Post her engineering from Vasavi College of Engineering, Harshitha went on to do her Masters from IIM-Bangalore, and like millions of others, she also dabbled in the corporate sector for two years. It was those two years that made her realise that robotics was her calling. And joining hands with Kisshhan PSV, she co-founded H-Bots. Her main vision with this company was to develop a product via robotics that was not just fancy or geeky but served a purpose in society as well.
“With H-Bots, we developed products like Robo Cop, a smart policing robot that can keep a tab on what is happening with 360 degree vision. Recently during Covid-19, we also developed Accord that helps institutes screen people for Covid-19 and disinfect rooms. However, while doing all this we realised that the robotics industry was facing a lot of issues in terms of supply chain, funding, market reach and skilling,” Harshitha said, who has expanded her horizons by starting the All India Robotics Association (AIRA).

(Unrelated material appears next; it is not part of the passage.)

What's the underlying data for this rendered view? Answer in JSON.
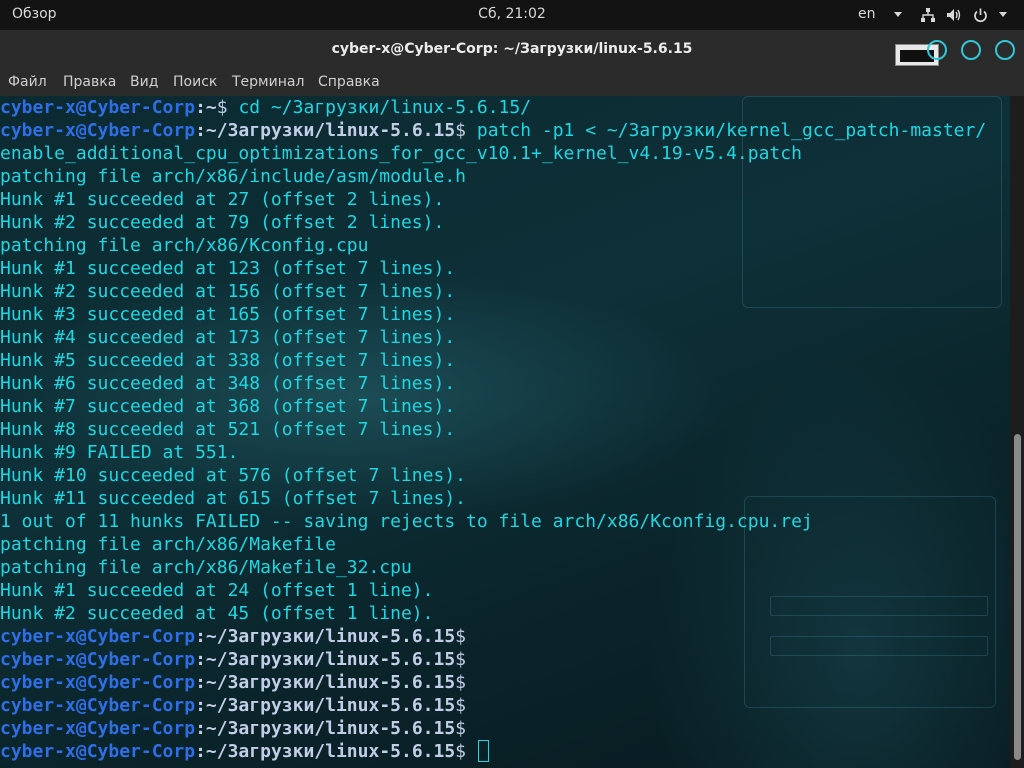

AIRA plans to set up a robotics centre in Hyderabad and create a business export path of $350 million by 2022 by providing skilling and up-skilling opportunities for students and employers through the centre.
This first of its kind association was born from her pain of running a robotics company and facing difficulty in getting funding along with issues with raw material and component procurement. Most of the components used in robotics are imported, which according to Harshitha, increases the cost and leads to a high burn rate of cash. She did her groundwork to find out that most of the components were available in Hyderabad from SMEs in industrial areas. She also found that every robotic company was facing these issues and having gone through them herself, she worked on the concept of AIRA for two years.
Harshitha said her father, who was an entrepreneur himself, has been her role model to follow her passion and she wanted to prove to people that entrepreneurship was not dependent on gender. While technology has always fascinated her, but her major focus is to make technology useful to society and she feels that more and more women need come into the technology space to bring about a change in society.